The rift between the Russian ambassador and Bulgarian PM Kiril Petkov is intensifying, putting even greater strain on diplomatic relations between both countries. In the meantime, Bulgaria could have a new PM very soon.
Electricity and central heating prices go up
The Energy regulator CEWR has published a fixed decision regarding domestic tariffs for electricity and central heating. Since Bulgarian household prices are state-regulated, the prices are based on decisions made by 1st of July every year and effectively run until July the following year. Businesses and enterprises are not included in this decision since they operate on the free market.
Electricity prices will rise by roughly 3% while central heating will increase by 39%. While the hefty increase in central heating prices was expected due to high natural gas prices, it is significant that electricity prices for Bulgarian households will remain virtually static - even though the electricity index is also hit by inflation.
Assen Vassilev is a new favorite for PM
Assen Vassilev, finance minister in the resigned coalition government, is the new frontrunner for the position of Bulgarian prime minister.

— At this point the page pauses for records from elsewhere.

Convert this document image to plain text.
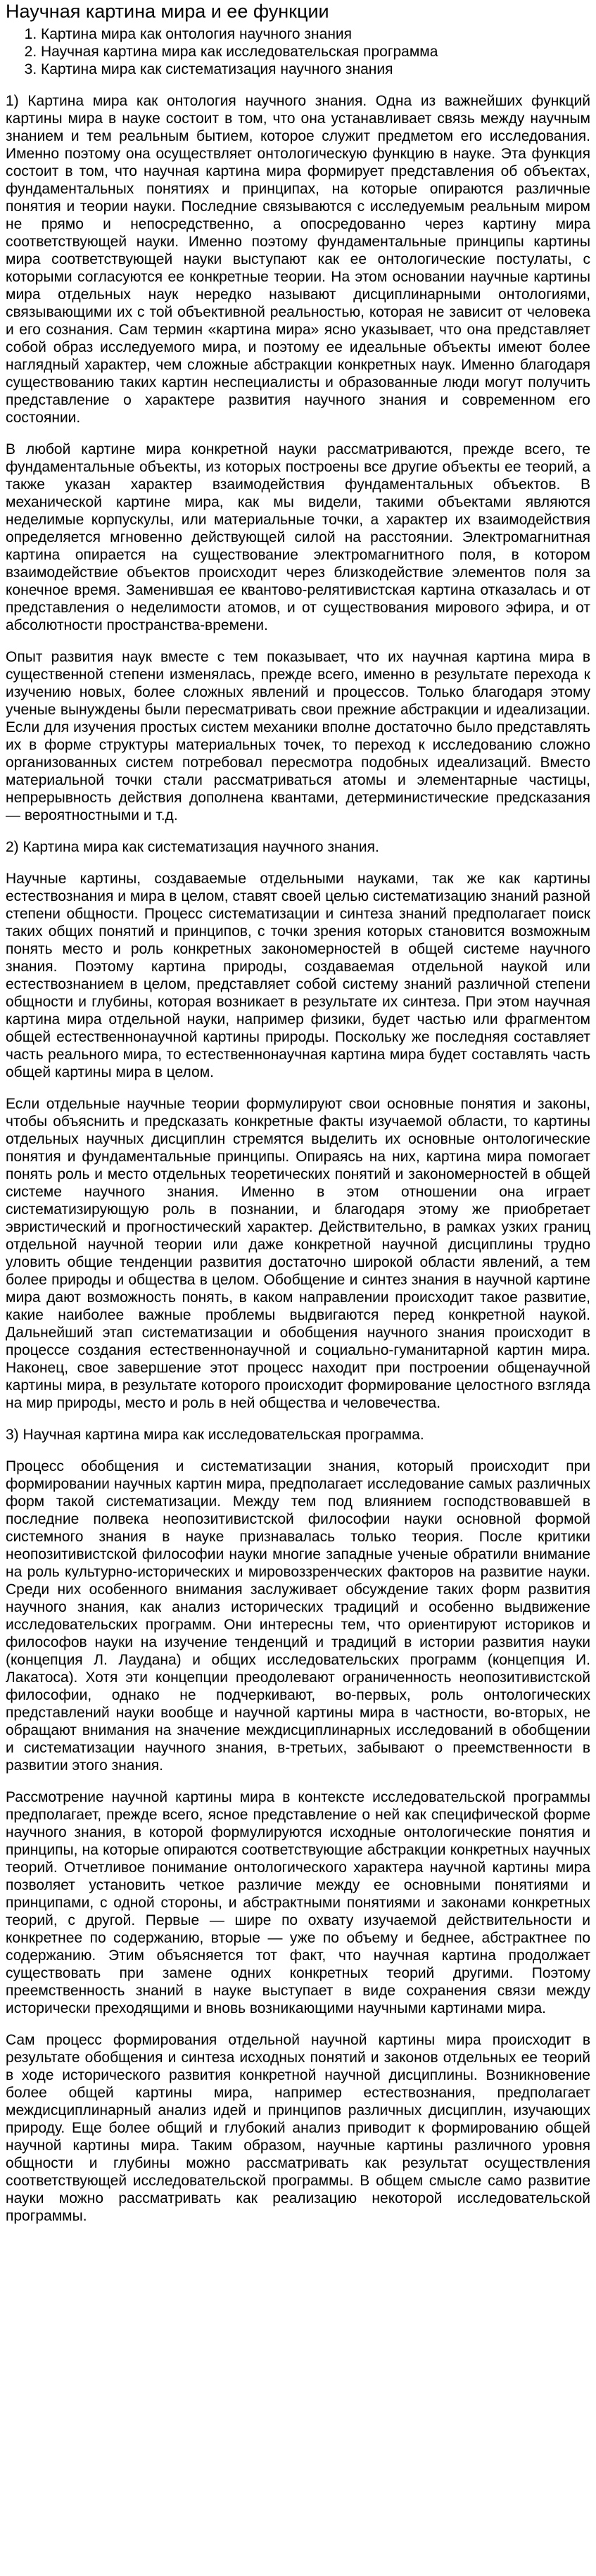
Научная картина мира и ее функции
1. Картина мира как онтология научного знания
2. Научная картина мира как исследовательская программа
3. Картина мира как систематизация научного знания

1) Картина мира как онтология научного знания. Одна из важнейших функций картины мира в науке состоит в том, что она устанавливает связь между научным знанием и тем реальным бытием, которое служит предметом его исследования. Именно поэтому она осуществляет онтологическую функцию в науке. Эта функция состоит в том, что научная картина мира формирует представления об объектах, фундаментальных понятиях и принципах, на которые опираются различные понятия и теории науки. Последние связываются с исследуемым реальным миром не прямо и непосредственно, а опосредованно через картину мира соответствующей науки. Именно поэтому фундаментальные принципы картины мира соответствующей науки выступают как ее онтологические постулаты, с которыми согласуются ее конкретные теории. На этом основании научные картины мира отдельных наук нередко называют дисциплинарными онтологиями, связывающими их с той объективной реальностью, которая не зависит от человека и его сознания. Сам термин «картина мира» ясно указывает, что она представляет собой образ исследуемого мира, и поэтому ее идеальные объекты имеют более наглядный характер, чем сложные абстракции конкретных наук. Именно благодаря существованию таких картин неспециалисты и образованные люди могут получить представление о характере развития научного знания и современном его состоянии.

В любой картине мира конкретной науки рассматриваются, прежде всего, те фундаментальные объекты, из которых построены все другие объекты ее теорий, а также указан характер взаимодействия фундаментальных объектов. В механической картине мира, как мы видели, такими объектами являются неделимые корпускулы, или материальные точки, а характер их взаимодействия определяется мгновенно действующей силой на расстоянии. Электромагнитная картина опирается на существование электромагнитного поля, в котором взаимодействие объектов происходит через близкодействие элементов поля за конечное время. Заменившая ее квантово-релятивистская картина отказалась и от представления о неделимости атомов, и от существования мирового эфира, и от абсолютности пространства-времени.

Опыт развития наук вместе с тем показывает, что их научная картина мира в существенной степени изменялась, прежде всего, именно в результате перехода к изучению новых, более сложных явлений и процессов. Только благодаря этому ученые вынуждены были пересматривать свои прежние абстракции и идеализации. Если для изучения простых систем механики вполне достаточно было представлять их в форме структуры материальных точек, то переход к исследованию сложно организованных систем потребовал пересмотра подобных идеализаций. Вместо материальной точки стали рассматриваться атомы и элементарные частицы, непрерывность действия дополнена квантами, детерминистические предсказания — вероятностными и т.д.

2) Картина мира как систематизация научного знания.

Научные картины, создаваемые отдельными науками, так же как картины естествознания и мира в целом, ставят своей целью систематизацию знаний разной степени общности. Процесс систематизации и синтеза знаний предполагает поиск таких общих понятий и принципов, с точки зрения которых становится возможным понять место и роль конкретных закономерностей в общей системе научного знания. Поэтому картина природы, создаваемая отдельной наукой или естествознанием в целом, представляет собой систему знаний различной степени общности и глубины, которая возникает в результате их синтеза. При этом научная картина мира отдельной науки, например физики, будет частью или фрагментом общей естественнонаучной картины природы. Поскольку же последняя составляет часть реального мира, то естественнонаучная картина мира будет составлять часть общей картины мира в целом.

Если отдельные научные теории формулируют свои основные понятия и законы, чтобы объяснить и предсказать конкретные факты изучаемой области, то картины отдельных научных дисциплин стремятся выделить их основные онтологические понятия и фундаментальные принципы. Опираясь на них, картина мира помогает понять роль и место отдельных теоретических понятий и закономерностей в общей системе научного знания. Именно в этом отношении она играет систематизирующую роль в познании, и благодаря этому же приобретает эвристический и прогностический характер. Действительно, в рамках узких границ отдельной научной теории или даже конкретной научной дисциплины трудно уловить общие тенденции развития достаточно широкой области явлений, а тем более природы и общества в целом. Обобщение и синтез знания в научной картине мира дают возможность понять, в каком направлении происходит такое развитие, какие наиболее важные проблемы выдвигаются перед конкретной наукой. Дальнейший этап систематизации и обобщения научного знания происходит в процессе создания естественнонаучной и социально-гуманитарной картин мира. Наконец, свое завершение этот процесс находит при построении общенаучной картины мира, в результате которого происходит формирование целостного взгляда на мир природы, место и роль в ней общества и человечества.

3) Научная картина мира как исследовательская программа.

Процесс обобщения и систематизации знания, который происходит при формировании научных картин мира, предполагает исследование самых различных форм такой систематизации. Между тем под влиянием господствовавшей в последние полвека неопозитивистской философии науки основной формой системного знания в науке признавалась только теория. После критики неопозитивистской философии науки многие западные ученые обратили внимание на роль культурно-исторических и мировоззренческих факторов на развитие науки. Среди них особенного внимания заслуживает обсуждение таких форм развития научного знания, как анализ исторических традиций и особенно выдвижение исследовательских программ. Они интересны тем, что ориентируют историков и философов науки на изучение тенденций и традиций в истории развития науки (концепция Л. Лаудана) и общих исследовательских программ (концепция И. Лакатоса). Хотя эти концепции преодолевают ограниченность неопозитивистской философии, однако не подчеркивают, во-первых, роль онтологических представлений науки вообще и научной картины мира в частности, во-вторых, не обращают внимания на значение междисциплинарных исследований в обобщении и систематизации научного знания, в-третьих, забывают о преемственности в развитии этого знания.

Рассмотрение научной картины мира в контексте исследовательской программы предполагает, прежде всего, ясное представление о ней как специфической форме научного знания, в которой формулируются исходные онтологические понятия и принципы, на которые опираются соответствующие абстракции конкретных научных теорий. Отчетливое понимание онтологического характера научной картины мира позволяет установить четкое различие между ее основными понятиями и принципами, с одной стороны, и абстрактными понятиями и законами конкретных теорий, с другой. Первые — шире по охвату изучаемой действительности и конкретнее по содержанию, вторые — уже по объему и беднее, абстрактнее по содержанию. Этим объясняется тот факт, что научная картина продолжает существовать при замене одних конкретных теорий другими. Поэтому преемственность знаний в науке выступает в виде сохранения связи между исторически преходящими и вновь возникающими научными картинами мира.

Сам процесс формирования отдельной научной картины мира происходит в результате обобщения и синтеза исходных понятий и законов отдельных ее теорий в ходе исторического развития конкретной научной дисциплины. Возникновение более общей картины мира, например естествознания, предполагает междисциплинарный анализ идей и принципов различных дисциплин, изучающих природу. Еще более общий и глубокий анализ приводит к формированию общей научной картины мира. Таким образом, научные картины различного уровня общности и глубины можно рассматривать как результат осуществления соответствующей исследовательской программы. В общем смысле само развитие науки можно рассматривать как реализацию некоторой исследовательской программы.
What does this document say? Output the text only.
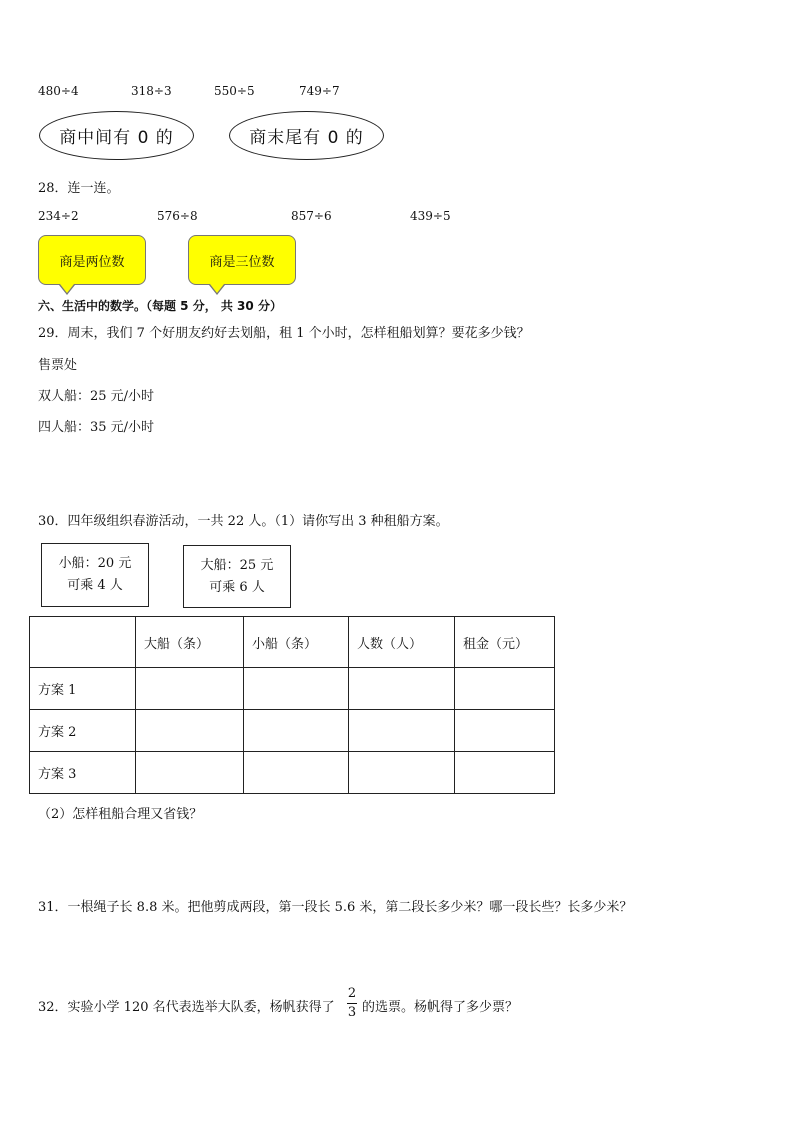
480÷4	318÷3	550÷5	749÷7
商中间有 0 的	商末尾有 0 的
28．连一连。
234÷2	576÷8	857÷6	439÷5
商是两位数	商是三位数
六、生活中的数学。（每题 5 分， 共 30 分）
29．周末，我们 7 个好朋友约好去划船，租 1 个小时，怎样租船划算？要花多少钱？
售票处
双人船：25 元/小时
四人船：35 元/小时
30．四年级组织春游活动，一共 22 人。（1）请你写出 3 种租船方案。
小船：20 元
可乘 4 人
大船：25 元
可乘 6 人
	大船（条）	小船（条）	人数（人）	租金（元）
方案 1				
方案 2				
方案 3				
（2）怎样租船合理又省钱？
31．一根绳子长 8.8 米。把他剪成两段，第一段长 5.6 米，第二段长多少米？哪一段长些？长多少米？
32．实验小学 120 名代表选举大队委，杨帆获得了
2
3 的选票。杨帆得了多少票？
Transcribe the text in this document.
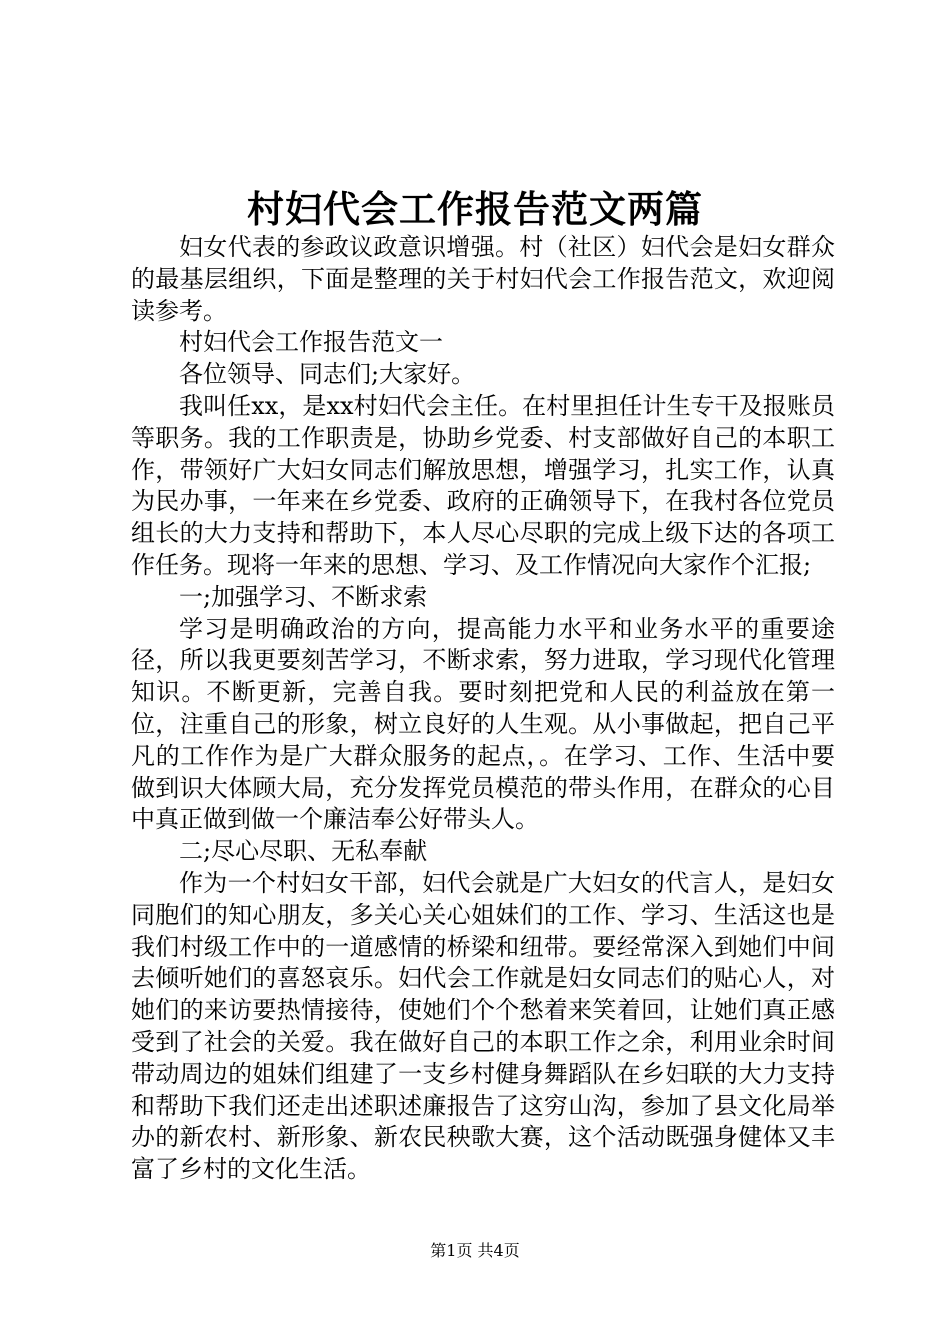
村妇代会工作报告范文两篇

妇女代表的参政议政意识增强。村（社区）妇代会是妇女群众的最基层组织，下面是整理的关于村妇代会工作报告范文，欢迎阅读参考。

村妇代会工作报告范文一

各位领导、同志们;大家好。

我叫任xx，是xx村妇代会主任。在村里担任计生专干及报账员等职务。我的工作职责是，协助乡党委、村支部做好自己的本职工作，带领好广大妇女同志们解放思想，增强学习，扎实工作，认真为民办事，一年来在乡党委、政府的正确领导下，在我村各位党员组长的大力支持和帮助下，本人尽心尽职的完成上级下达的各项工作任务。现将一年来的思想、学习、及工作情况向大家作个汇报;

一;加强学习、不断求索

学习是明确政治的方向，提高能力水平和业务水平的重要途径，所以我更要刻苦学习，不断求索，努力进取，学习现代化管理知识。不断更新，完善自我。要时刻把党和人民的利益放在第一位，注重自己的形象，树立良好的人生观。从小事做起，把自己平凡的工作作为是广大群众服务的起点，。在学习、工作、生活中要做到识大体顾大局，充分发挥党员模范的带头作用，在群众的心目中真正做到做一个廉洁奉公好带头人。

二;尽心尽职、无私奉献

作为一个村妇女干部，妇代会就是广大妇女的代言人，是妇女同胞们的知心朋友，多关心关心姐妹们的工作、学习、生活这也是我们村级工作中的一道感情的桥梁和纽带。要经常深入到她们中间去倾听她们的喜怒哀乐。妇代会工作就是妇女同志们的贴心人，对她们的来访要热情接待，使她们个个愁着来笑着回，让她们真正感受到了社会的关爱。我在做好自己的本职工作之余，利用业余时间带动周边的姐妹们组建了一支乡村健身舞蹈队在乡妇联的大力支持和帮助下我们还走出述职述廉报告了这穷山沟，参加了县文化局举办的新农村、新形象、新农民秧歌大赛，这个活动既强身健体又丰富了乡村的文化生活。

第1页 共4页
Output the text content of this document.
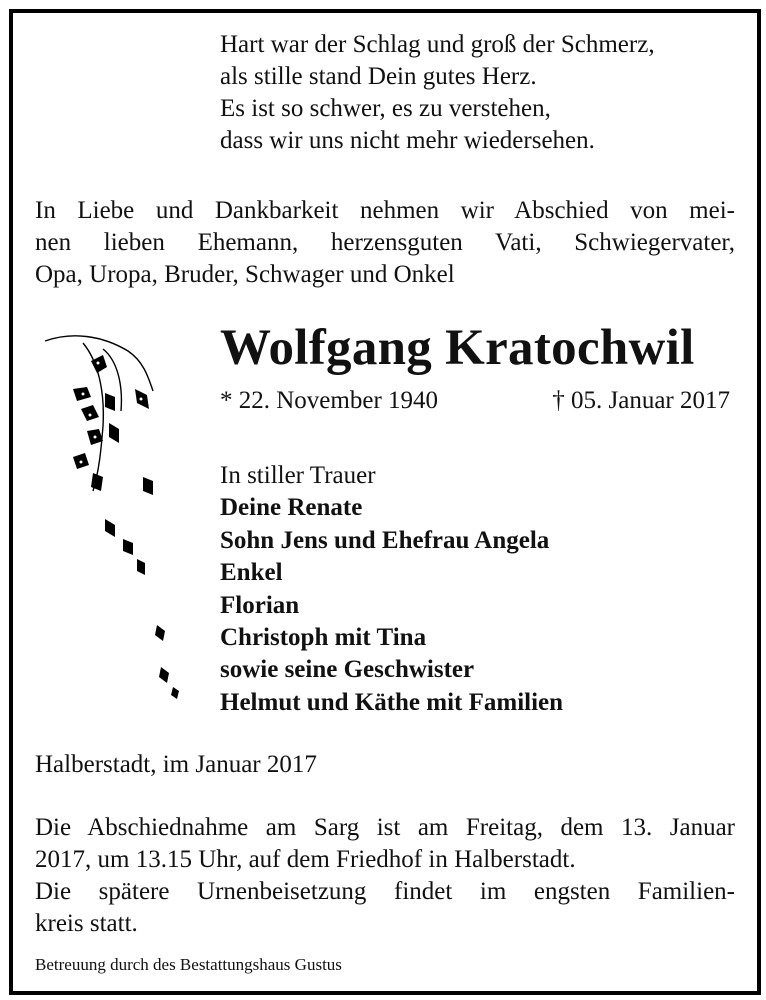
Hart war der Schlag und groß der Schmerz,
als stille stand Dein gutes Herz.
Es ist so schwer, es zu verstehen,
dass wir uns nicht mehr wiedersehen.
In Liebe und Dankbarkeit nehmen wir Abschied von mei-
nen lieben Ehemann, herzensguten Vati, Schwiegervater,
Opa, Uropa, Bruder, Schwager und Onkel
Wolfgang Kratochwil
* 22. November 1940	† 05. Januar 2017
In stiller Trauer
Deine Renate
Sohn Jens und Ehefrau Angela
Enkel
Florian
Christoph mit Tina
sowie seine Geschwister
Helmut und Käthe mit Familien
Halberstadt, im Januar 2017
Die Abschiednahme am Sarg ist am Freitag, dem 13. Januar
2017, um 13.15 Uhr, auf dem Friedhof in Halberstadt.
Die spätere Urnenbeisetzung findet im engsten Familien-
kreis statt.
Betreuung durch des Bestattungshaus Gustus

This was announced in a brief statement by current PM Kiril Petkov who was forced to resign after the four-party coalition crumbled. Petkov and Vassilev are co-founders of the biggest parliamentary party We Continue the Change (WCC).
The decision to choose Vassilev, before the new government talks begin, was made by WCC after both BSP and TSP withdrew their support for Petkov.
Russia and Bulgaria's diplomatic relations in jeopardy"If he (Kiril Petkov) had changed his rhetoric and not talked the way he does, I think he would have had a very long political life". This was stated by Eleonora Mitrofanova, Ambassador of Russia in Sofia, in an interview for the national television, speaking about the now resigned Bulgarian Prime Minister.
Some analysts have interpreted this as a declaration from Moscow that had he behaved favorably towards the Kremlin, he could have remained as PM for a long time. It could also be interpreted as a warning to all Bulgarian politicians to beware of their stance towards Russia - following yesterday's decision to expel a record 70 Russian diplomats.
Mitrofanova set a deadline for the expulsion to be rescinded before Moscow undertakes serious retaliatory measures. But the Bulgarian parliament decided to offer Petkov its wholehearted support.